La ministre de l’Agriculture et de l’Agroalimentaire du Canada, Marie-Claude Bibeau, a annoncé récemment trois nouvelles mesures visant à « appuyer l’innovation en sélection végétale tout en préservant l’intégrité du secteur biologique », soit l’élargissement de la base de données de Semences Canada sur la transparence liée aux variétés canadiennes pour permettre d’identifier toutes les variétés issues de l’édition génomique offertes sur le marché, la création d’un comité directeur gouvernement-industrie pour établir des objectifs en matière de transparence et des ressources pour effectuer des audits afin d’évaluer la validité des données.

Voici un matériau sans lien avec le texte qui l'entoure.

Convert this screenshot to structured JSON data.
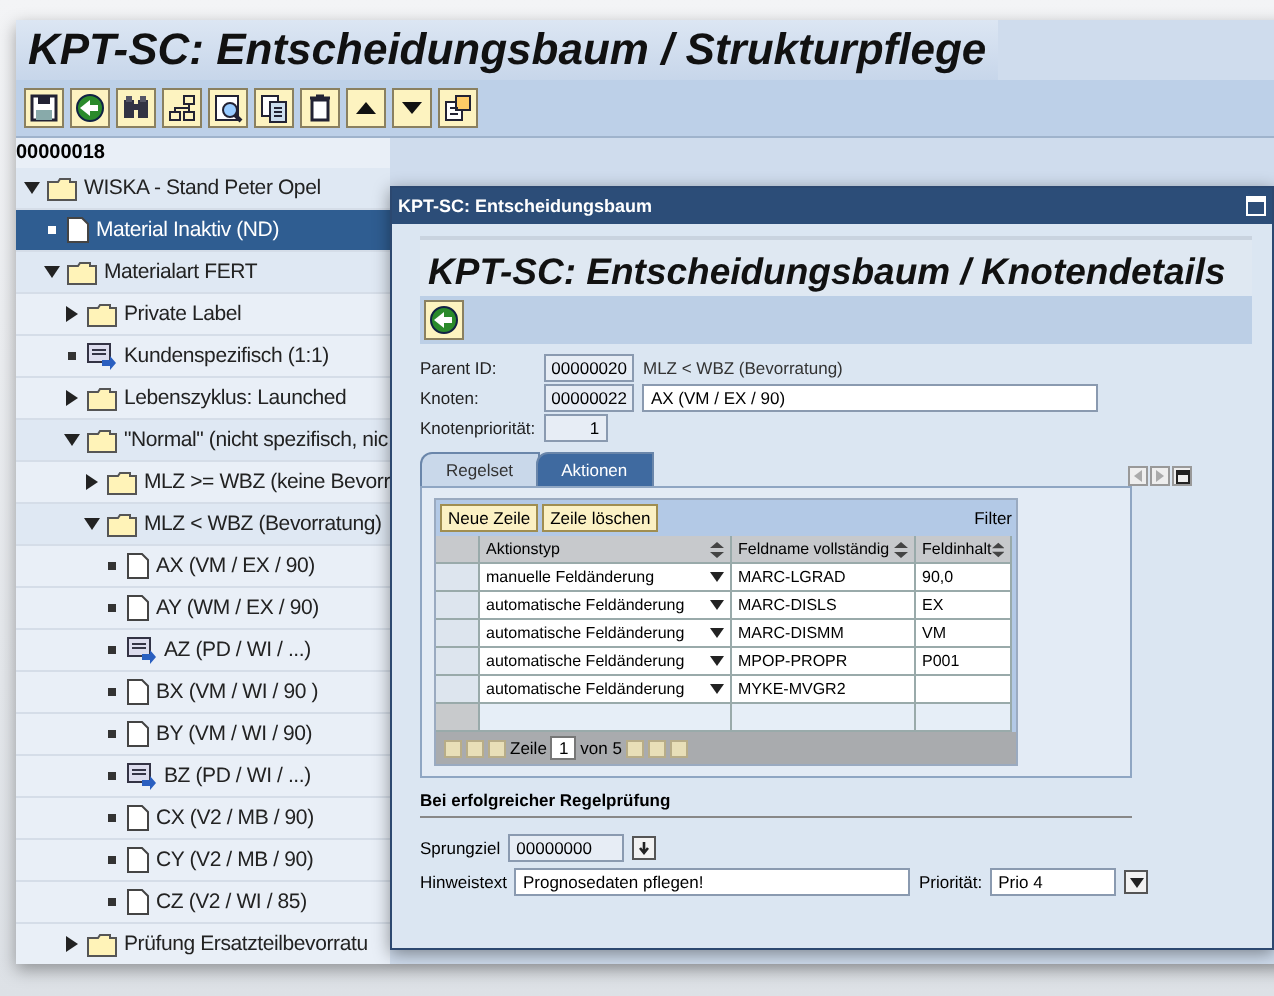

La ministre Bibeau a aussi annoncé que le gouvernement canadien financera la mise à jour quinquennale de la Norme biologique canadienne, prévue pour 2025, dans la même mesure que pour le cycle précédent. Ce financement sera bien accueilli, car les attentes du milieu allaient en ce sens. Les mesures quant aux produits issus de l’édition génomique ne sont toutefois pas complètement en phase avec les préoccupations exprimées, les fabricants de semences n’ayant pas l’obligation de fournir les données souhaitées.
En juin dernier, l’Union, le Conseil de la transformation alimentaire du Québec, la Filière biologique du Québec et le Conseil des appellations réservées et des termes valorisants ont pourtant indiqué conjointement et sans équivoque que l’approche volontaire soulevait plusieurs enjeux au sein de l’industrie bioalimentaire, plus spécifiquement au regard de la traçabilité. Les quatre organisations réclamaient conséquemment des mesures permettant de préserver le droit des producteurs de savoir ce qu’ils mettent en terre, celui des transformateurs d’utiliser les ingrédients de leur choix en fonction des marchés visés et, enfin, celui du secteur biologique de respecter tant les normes biologiques canadiennes en vigueur que les promesses du bio faites aux consommateurs.
Rappelons à cet égard que les normes biologiques canadiennes interdisent l’usage des semences et produits issus de l’édition génomique et que les entreprises détenant une certification biologique ont l’obligation de prouver la non-utilisation de semences, plantes ou ingrédients issus du génie génétique. La transparence est donc une condition essentielle pour assurer l’intégrité des produits biologiques au pays et nous avons toujours défendu ce point de vue tout au long du processus en amont des choix annoncés, y compris pendant les travaux du comité technique qui a formulé des recommandations au gouvernement.
La pérennisation de ce comité est une bonne nouvelle en soi. Ce dernier pourra, en plus d’établir des objectifs en matière de transparence, faire le suivi des audits pour garantir la fiabilité de la future base de données. La participation volontaire des fabricants de semences et des développeurs de nouvelles technologies de sélection végétale à ce registre nécessitera toutefois une grande vigilance. Cette responsabilité sera prise très au sérieux par les producteurs et les transformateurs du secteur biologique, qui ont tout avantage à favoriser une transparence optimale.
L’idée n’est pas de dénoncer la fabrication et le recours aux produits issus de l’édition génomique. Bien au contraire, cette technologie est essentielle à la compétitivité de plusieurs secteurs agroalimentaires, sur tous les marchés. Plusieurs diraient même qu’elle est incontournable pour continuer de nourrir la planète de façon durable. Mais tous comprendront que l’avenir du secteur biologique repose en grande partie sur sa crédibilité, surtout au regard de la traçabilité. Des solutions porteuses devront être trouvées rapidement pour protéger ce secteur en plein essor et assurer une participation optimale à la nouvelle base de données. C’est la confiance des consommateurs d’ici et d’ailleurs qui est en jeu.